Monday, Sep. 04, 1950

New Leasehold

Tennis fans were familiar with the careers of two of the four men on the Australian Davis Cup team at Forest Hills, N.Y. last week. Balding Jack Bromwich, 31, was a veteran of many a Davis Cup encounter. Handsome Frank Sedgman, 22, Australian champion, had been a member of two Australian cup squads. But who precisely were Ken McGregor and George Worthington?

U.S. tennis fans soon found out about big (6 ft. 2 in.), lean (180 Ibs.) Ken McGregor, 21, who lost to Teammate Sedgman in the final of the Australian championship this year. Later, in the French championships, he was put out early by the U.S.'s tenth-ranking Vic Seixas. At Wimbledon, Czech Jaroslav Drobny knocked him off in the fourth round. In a Davis Cup interzone mat^h this summer, Mexico's Gustavo Palafox defeated him. Nonetheless, last week, as the Aussies made their fourth reach for the big cup since V-J day, Team Captain Harry Hopman named McGregor for the singles matches. In the first day's play, he met famed Ted Schroeder, No. 1 U.S. amateur.

First Meeting. McGregor had never seen Schroeder play, but he was impressed with his record in Davis Cup singles: seven straight victories over Australia. At 29, Ted Schroeder, the U.S. mainstay, was admittedly past his peak. Uncoiling a booming serve, Ken won the first game with the loss of only one point. Barging up to the net with racehorse strides, playing the position with the adroitness of a Vincent Richards, McGregor kept Schroeder constantly off balance.

After 20 games of give & take--mostly take--Schroeder made an antic gesture.

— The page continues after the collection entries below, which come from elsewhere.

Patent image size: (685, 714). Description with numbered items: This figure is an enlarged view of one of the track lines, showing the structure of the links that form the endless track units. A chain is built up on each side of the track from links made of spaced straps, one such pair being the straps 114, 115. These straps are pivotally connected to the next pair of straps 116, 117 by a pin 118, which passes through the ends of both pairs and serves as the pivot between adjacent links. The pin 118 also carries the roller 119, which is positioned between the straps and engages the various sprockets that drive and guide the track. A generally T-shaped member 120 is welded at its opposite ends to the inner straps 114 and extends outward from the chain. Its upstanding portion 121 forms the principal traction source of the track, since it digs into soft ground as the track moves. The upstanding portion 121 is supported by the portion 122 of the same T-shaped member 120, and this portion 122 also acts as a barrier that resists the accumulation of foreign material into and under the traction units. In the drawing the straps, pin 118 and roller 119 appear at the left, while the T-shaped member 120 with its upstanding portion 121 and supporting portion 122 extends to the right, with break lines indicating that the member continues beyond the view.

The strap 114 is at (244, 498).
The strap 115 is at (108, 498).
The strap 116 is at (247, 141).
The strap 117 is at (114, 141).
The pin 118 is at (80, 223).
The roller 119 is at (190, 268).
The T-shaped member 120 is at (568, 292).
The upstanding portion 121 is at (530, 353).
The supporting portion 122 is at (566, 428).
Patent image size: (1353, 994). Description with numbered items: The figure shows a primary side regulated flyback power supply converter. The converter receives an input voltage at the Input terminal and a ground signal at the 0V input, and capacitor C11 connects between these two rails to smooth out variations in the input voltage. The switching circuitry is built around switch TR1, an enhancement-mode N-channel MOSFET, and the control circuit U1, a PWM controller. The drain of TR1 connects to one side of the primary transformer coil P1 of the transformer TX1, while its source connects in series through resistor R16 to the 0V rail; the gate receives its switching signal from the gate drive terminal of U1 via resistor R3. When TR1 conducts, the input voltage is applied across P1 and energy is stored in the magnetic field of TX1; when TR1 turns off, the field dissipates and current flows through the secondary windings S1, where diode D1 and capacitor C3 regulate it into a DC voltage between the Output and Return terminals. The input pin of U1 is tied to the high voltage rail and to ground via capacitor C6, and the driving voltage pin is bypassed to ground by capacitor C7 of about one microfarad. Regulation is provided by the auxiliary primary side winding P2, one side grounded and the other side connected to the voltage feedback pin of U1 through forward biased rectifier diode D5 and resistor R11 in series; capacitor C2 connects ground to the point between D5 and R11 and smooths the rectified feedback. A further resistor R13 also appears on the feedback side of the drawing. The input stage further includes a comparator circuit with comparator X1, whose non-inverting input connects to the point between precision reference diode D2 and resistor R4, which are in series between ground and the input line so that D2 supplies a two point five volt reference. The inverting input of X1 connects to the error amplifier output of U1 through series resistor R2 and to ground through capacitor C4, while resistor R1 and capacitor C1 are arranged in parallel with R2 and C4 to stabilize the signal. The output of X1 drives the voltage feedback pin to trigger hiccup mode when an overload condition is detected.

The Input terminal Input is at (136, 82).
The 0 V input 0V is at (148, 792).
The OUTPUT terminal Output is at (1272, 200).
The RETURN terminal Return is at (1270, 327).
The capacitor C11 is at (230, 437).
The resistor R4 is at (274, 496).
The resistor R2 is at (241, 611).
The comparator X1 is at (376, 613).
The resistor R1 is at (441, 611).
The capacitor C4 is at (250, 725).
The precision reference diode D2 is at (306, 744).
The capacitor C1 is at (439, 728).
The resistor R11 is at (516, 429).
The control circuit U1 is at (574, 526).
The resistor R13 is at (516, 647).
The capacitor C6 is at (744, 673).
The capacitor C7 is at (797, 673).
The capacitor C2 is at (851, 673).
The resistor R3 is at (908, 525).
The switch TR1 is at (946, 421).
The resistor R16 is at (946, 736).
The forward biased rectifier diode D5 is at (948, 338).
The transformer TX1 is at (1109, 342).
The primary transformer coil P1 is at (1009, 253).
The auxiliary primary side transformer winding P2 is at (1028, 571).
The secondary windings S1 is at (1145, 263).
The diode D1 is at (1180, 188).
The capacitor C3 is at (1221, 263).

Standing near the net between points, he bounced a ball against his head. The ball bounded over. Ted seemed to be saying: "Well, I can't get the ball over any other way.' McGregor won the first set, 13-11, then romped through two more, 6-3, 6-4, for the match. Since Sedgman had walloped an unsteady Tom Brown in an earlier match, the Australians, needing three-of-five to win, could just about crate up the old cup for shipment home. But the Aussies' Captain Hopman was not yet jubilant. "I want to see us get that third point," said Harry.

The Third Point. Next day he got his wish. With Bromwich, in fine form, setting up plays for Teammate Sedgman's smashes, the Aussies won the clinching doubles match from the U.S. pick-up pair of Schroeder and 36-year-old Gardnar Mulloy. The score: 4-6, 6-4, 6-2, 4-6, 6-4.

The excitement was all over, and Australia had won. Only the formality of the last two singles matches remained. Next day, Sedgman defeated a listless Schroeder with the loss of only six games. The only U.S. consolation was Tom Brown's inspired play against McGregor to win the last match, 9-11, 8-10, 11-9, 6-1, 6-4.

Despite his loss to Tom Brown, some sportwriters were already labeling young Ken McGregor as potentially the best amateur of 1951. McGregor, a part-time sporting-goods clerk from Melbourne, showed no sign that he had such an opinion. He explained his victory over Schroeder simply: "I never played better in my life." But Australia, with 21-year-old Ken McGregor and 22-year-old Sedgman, appeared to have established a leasehold on the big cup for a few years, at least.

The U.S. could obviously no longer bank on its Schroeders and Mulloys. Somewhere among its youngsters, perhaps digging as deep as Junior Champion Ham Richardson, 17 (TIME, Aug. 14), the U.S. would have to find new blood.

Collectors of coincidences glumly observed that it might not be necessary for the U.S. to develop new players quickly. Twice before, when Australia took the cup from the U.S., international complications prevented Davis Cup play for quite a while. The years: 1914 and 1939.